Despite its neutral status during the first two and a half years of the war,
the United States early on cast a substantial shadow over the conduct of the
conflict. Although President Woodrow Wilson in 1914 asked Americans to
maintain a genuine feeling of neutrality, to be "impartial in fact as well as
name," he himself, like most leaders of American opinion, was more
sympathetic to the cause of the Allies. Many Americans viewed Germany
as the homeland of a disreputable, even dangerous militarism. Its brutal
invasion of the neutral country of Belgium necessarily made American
leaders wonder how the United States, another neutral country, would fare
in a world dominated by German power. Wilson personally admired the
British system of government and thought that a victory by the Central
Powers in the war would set back democracy everywhere.
American commercial and cultural ties with Great Britain and France
were stronger than those to Germany, and the British had worked hard to
cultivate good Anglo-American relations since the late nineteenth century.
The British also had the advantage of controlling the flow of information
from Europe to America. On the day they entered the war, the British cut
the German undersea cables linking that country to the Atlantic, establishing
an Allied monopoly over news from Europe.
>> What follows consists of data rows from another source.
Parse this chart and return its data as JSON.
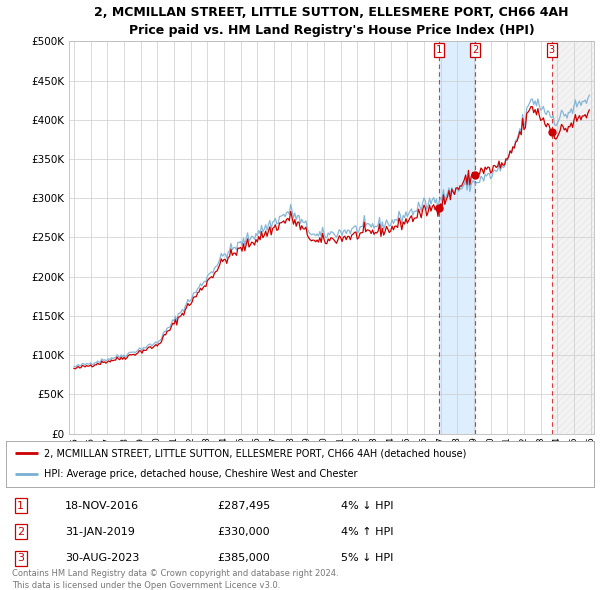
{
  "title": "2, MCMILLAN STREET, LITTLE SUTTON, ELLESMERE PORT, CH66 4AH",
  "subtitle": "Price paid vs. HM Land Registry's House Price Index (HPI)",
  "legend_line1": "2, MCMILLAN STREET, LITTLE SUTTON, ELLESMERE PORT, CH66 4AH (detached house)",
  "legend_line2": "HPI: Average price, detached house, Cheshire West and Chester",
  "footer1": "Contains HM Land Registry data © Crown copyright and database right 2024.",
  "footer2": "This data is licensed under the Open Government Licence v3.0.",
  "transactions": [
    {
      "num": 1,
      "date": "18-NOV-2016",
      "price": 287495,
      "pct": "4%",
      "dir": "↓",
      "x_year": 2016.88
    },
    {
      "num": 2,
      "date": "31-JAN-2019",
      "price": 330000,
      "pct": "4%",
      "dir": "↑",
      "x_year": 2019.08
    },
    {
      "num": 3,
      "date": "30-AUG-2023",
      "price": 385000,
      "pct": "5%",
      "dir": "↓",
      "x_year": 2023.66
    }
  ],
  "ylim": [
    0,
    500000
  ],
  "xlim_start": 1994.7,
  "xlim_end": 2026.2,
  "red_color": "#cc0000",
  "blue_color": "#7ab0d4",
  "background_color": "#ffffff",
  "grid_color": "#cccccc",
  "hatch_color": "#cccccc",
  "shade_color": "#ddeeff"
}
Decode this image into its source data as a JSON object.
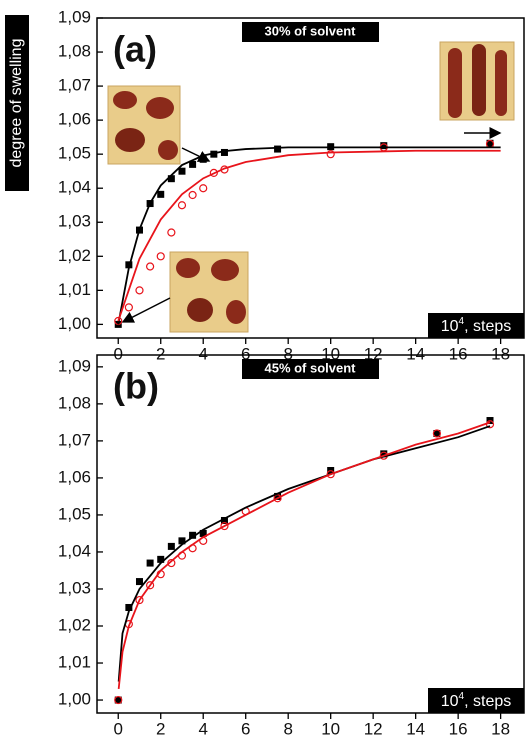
{
  "chart_data": [
    {
      "type": "scatter",
      "panel_label": "(a)",
      "annotation": "30% of solvent",
      "ylabel": "degree of swelling",
      "xlabel": {
        "base": "10",
        "exponent": "4",
        "text": ", steps"
      },
      "xlim": [
        -1,
        19.1
      ],
      "ylim": [
        0.996,
        1.09
      ],
      "xticks": [
        0,
        2,
        4,
        6,
        8,
        10,
        12,
        14,
        16,
        18
      ],
      "yticks": [
        {
          "value": 1.0,
          "label": "1,00"
        },
        {
          "value": 1.01,
          "label": "1,01"
        },
        {
          "value": 1.02,
          "label": "1,02"
        },
        {
          "value": 1.03,
          "label": "1,03"
        },
        {
          "value": 1.04,
          "label": "1,04"
        },
        {
          "value": 1.05,
          "label": "1,05"
        },
        {
          "value": 1.06,
          "label": "1,06"
        },
        {
          "value": 1.07,
          "label": "1,07"
        },
        {
          "value": 1.08,
          "label": "1,08"
        },
        {
          "value": 1.09,
          "label": "1,09"
        }
      ],
      "series": [
        {
          "marker": "square",
          "color": "#000000",
          "x": [
            0,
            0.5,
            1,
            1.5,
            2,
            2.5,
            3,
            3.5,
            4,
            4.5,
            5,
            7.5,
            10,
            12.5,
            17.5
          ],
          "values": [
            1.0,
            1.0175,
            1.0277,
            1.0355,
            1.0382,
            1.0428,
            1.045,
            1.047,
            1.0485,
            1.05,
            1.0505,
            1.0515,
            1.0522,
            1.0525,
            1.0532
          ]
        },
        {
          "marker": "circle",
          "color": "#e8141b",
          "x": [
            0,
            0.5,
            1,
            1.5,
            2,
            2.5,
            3,
            3.5,
            4,
            4.5,
            5,
            10,
            12.5,
            17.5
          ],
          "values": [
            1.001,
            1.005,
            1.01,
            1.017,
            1.02,
            1.027,
            1.035,
            1.038,
            1.04,
            1.0445,
            1.0455,
            1.05,
            1.052,
            1.053
          ]
        },
        {
          "marker": "line",
          "color": "#000000",
          "x": [
            0,
            0.5,
            1,
            1.5,
            2,
            3,
            4,
            5,
            6,
            8,
            18
          ],
          "values": [
            1.0,
            1.0166,
            1.0279,
            1.0356,
            1.0408,
            1.0468,
            1.0496,
            1.0509,
            1.0515,
            1.052,
            1.052
          ]
        },
        {
          "marker": "line",
          "color": "#e8141b",
          "x": [
            0,
            1,
            2,
            3,
            4,
            5,
            6,
            8,
            10,
            14,
            18
          ],
          "values": [
            1.001,
            1.0193,
            1.0308,
            1.0382,
            1.0429,
            1.0458,
            1.0477,
            1.0497,
            1.0505,
            1.051,
            1.051
          ]
        }
      ]
    },
    {
      "type": "scatter",
      "panel_label": "(b)",
      "annotation": "45% of solvent",
      "xlabel": {
        "base": "10",
        "exponent": "4",
        "text": ", steps"
      },
      "xlim": [
        -1,
        19.1
      ],
      "ylim": [
        0.9965,
        1.0932
      ],
      "xticks": [
        0,
        2,
        4,
        6,
        8,
        10,
        12,
        14,
        16,
        18
      ],
      "yticks": [
        {
          "value": 1.0,
          "label": "1,00"
        },
        {
          "value": 1.01,
          "label": "1,01"
        },
        {
          "value": 1.02,
          "label": "1,02"
        },
        {
          "value": 1.03,
          "label": "1,03"
        },
        {
          "value": 1.04,
          "label": "1,04"
        },
        {
          "value": 1.05,
          "label": "1,05"
        },
        {
          "value": 1.06,
          "label": "1,06"
        },
        {
          "value": 1.07,
          "label": "1,07"
        },
        {
          "value": 1.08,
          "label": "1,08"
        },
        {
          "value": 1.09,
          "label": "1,09"
        }
      ],
      "series": [
        {
          "marker": "square",
          "color": "#000000",
          "x": [
            0,
            0.5,
            1,
            1.5,
            2,
            2.5,
            3,
            3.5,
            4,
            5,
            7.5,
            10,
            12.5,
            15,
            17.5
          ],
          "values": [
            1.0,
            1.025,
            1.032,
            1.037,
            1.038,
            1.0415,
            1.043,
            1.0445,
            1.045,
            1.0485,
            1.055,
            1.062,
            1.0665,
            1.072,
            1.0755
          ]
        },
        {
          "marker": "circle",
          "color": "#e8141b",
          "x": [
            0,
            0.5,
            1,
            1.5,
            2,
            2.5,
            3,
            3.5,
            4,
            5,
            6,
            7.5,
            10,
            12.5,
            15,
            17.5
          ],
          "values": [
            1.0,
            1.0205,
            1.027,
            1.031,
            1.034,
            1.037,
            1.039,
            1.041,
            1.043,
            1.047,
            1.051,
            1.0545,
            1.061,
            1.066,
            1.072,
            1.0745
          ]
        },
        {
          "marker": "line",
          "color": "#000000",
          "x": [
            0.02,
            0.2,
            0.5,
            1,
            2,
            3,
            4,
            6,
            8,
            10,
            12,
            14,
            16,
            17.5
          ],
          "values": [
            1.005,
            1.018,
            1.024,
            1.03,
            1.037,
            1.042,
            1.046,
            1.052,
            1.057,
            1.061,
            1.065,
            1.068,
            1.071,
            1.074
          ]
        },
        {
          "marker": "line",
          "color": "#e8141b",
          "x": [
            0.02,
            0.2,
            0.5,
            1,
            2,
            3,
            4,
            6,
            8,
            10,
            12,
            14,
            16,
            17.5
          ],
          "values": [
            1.003,
            1.013,
            1.02,
            1.027,
            1.035,
            1.04,
            1.044,
            1.05,
            1.056,
            1.061,
            1.065,
            1.069,
            1.072,
            1.075
          ]
        }
      ]
    }
  ]
}
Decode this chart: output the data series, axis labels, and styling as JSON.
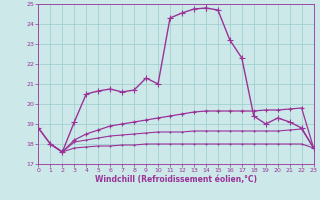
{
  "xlabel": "Windchill (Refroidissement éolien,°C)",
  "xlim": [
    0,
    23
  ],
  "ylim": [
    17,
    25
  ],
  "yticks": [
    17,
    18,
    19,
    20,
    21,
    22,
    23,
    24,
    25
  ],
  "xticks": [
    0,
    1,
    2,
    3,
    4,
    5,
    6,
    7,
    8,
    9,
    10,
    11,
    12,
    13,
    14,
    15,
    16,
    17,
    18,
    19,
    20,
    21,
    22,
    23
  ],
  "background_color": "#cce8e8",
  "grid_color": "#99cccc",
  "line_color": "#993399",
  "series": [
    {
      "x": [
        0,
        1,
        2,
        3,
        4,
        5,
        6,
        7,
        8,
        9,
        10,
        11,
        12,
        13,
        14
      ],
      "y": [
        18.8,
        18.0,
        17.6,
        19.1,
        20.5,
        20.65,
        20.75,
        20.6,
        20.7,
        21.3,
        21.0,
        24.3,
        24.55,
        24.75,
        24.8
      ],
      "marker": "+",
      "markersize": 4,
      "linewidth": 1.0
    },
    {
      "x": [
        14,
        15,
        16,
        17,
        18,
        19,
        20,
        21,
        22,
        23
      ],
      "y": [
        24.8,
        24.7,
        23.2,
        22.3,
        19.4,
        19.0,
        19.3,
        19.1,
        18.8,
        17.8
      ],
      "marker": "+",
      "markersize": 4,
      "linewidth": 1.0
    },
    {
      "x": [
        0,
        1,
        2,
        3,
        4,
        5,
        6,
        7,
        8,
        9,
        10,
        11,
        12,
        13,
        14,
        15,
        16,
        17,
        18,
        19,
        20,
        21,
        22,
        23
      ],
      "y": [
        18.8,
        18.0,
        17.6,
        18.2,
        18.5,
        18.7,
        18.9,
        19.0,
        19.1,
        19.2,
        19.3,
        19.4,
        19.5,
        19.6,
        19.65,
        19.65,
        19.65,
        19.65,
        19.65,
        19.7,
        19.7,
        19.75,
        19.8,
        17.8
      ],
      "marker": "+",
      "markersize": 3,
      "linewidth": 0.9
    },
    {
      "x": [
        1,
        2,
        3,
        4,
        5,
        6,
        7,
        8,
        9,
        10,
        11,
        12,
        13,
        14,
        15,
        16,
        17,
        18,
        19,
        20,
        21,
        22,
        23
      ],
      "y": [
        18.0,
        17.6,
        17.8,
        17.85,
        17.9,
        17.9,
        17.95,
        17.95,
        18.0,
        18.0,
        18.0,
        18.0,
        18.0,
        18.0,
        18.0,
        18.0,
        18.0,
        18.0,
        18.0,
        18.0,
        18.0,
        18.0,
        17.8
      ],
      "marker": "+",
      "markersize": 2,
      "linewidth": 0.8
    },
    {
      "x": [
        1,
        2,
        3,
        4,
        5,
        6,
        7,
        8,
        9,
        10,
        11,
        12,
        13,
        14,
        15,
        16,
        17,
        18,
        19,
        20,
        21,
        22,
        23
      ],
      "y": [
        18.0,
        17.6,
        18.1,
        18.2,
        18.3,
        18.4,
        18.45,
        18.5,
        18.55,
        18.6,
        18.6,
        18.6,
        18.65,
        18.65,
        18.65,
        18.65,
        18.65,
        18.65,
        18.65,
        18.65,
        18.7,
        18.75,
        17.8
      ],
      "marker": "+",
      "markersize": 2,
      "linewidth": 0.8
    }
  ]
}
American policy tilted toward
the Allies. Indeed, some of the president's key advisers, notably Colonel
Edward House, openly declared their support for the Allied cause early in
the conflict. Secretary of State William Jennings Bryan, the administration's
most vocal advocate of avoiding support for either side, resigned over that
issue in June 1915.
America's trade links to some of the countries of Europe swelled as a
result of the fighting. With Britain's blockade of Germany, only the Allied
powers could buy and deliver the products of the United States; thus,
American commerce with Britain and France grew vastly, more than tripling
in value by the close of 1916. Meanwhile, commerce with Germany
virtually disappeared. In October 1915, fear that a halt in Allied purchases
in the United States would trigger a recession pushed the administration to
end a ban on private loans to Britain and France.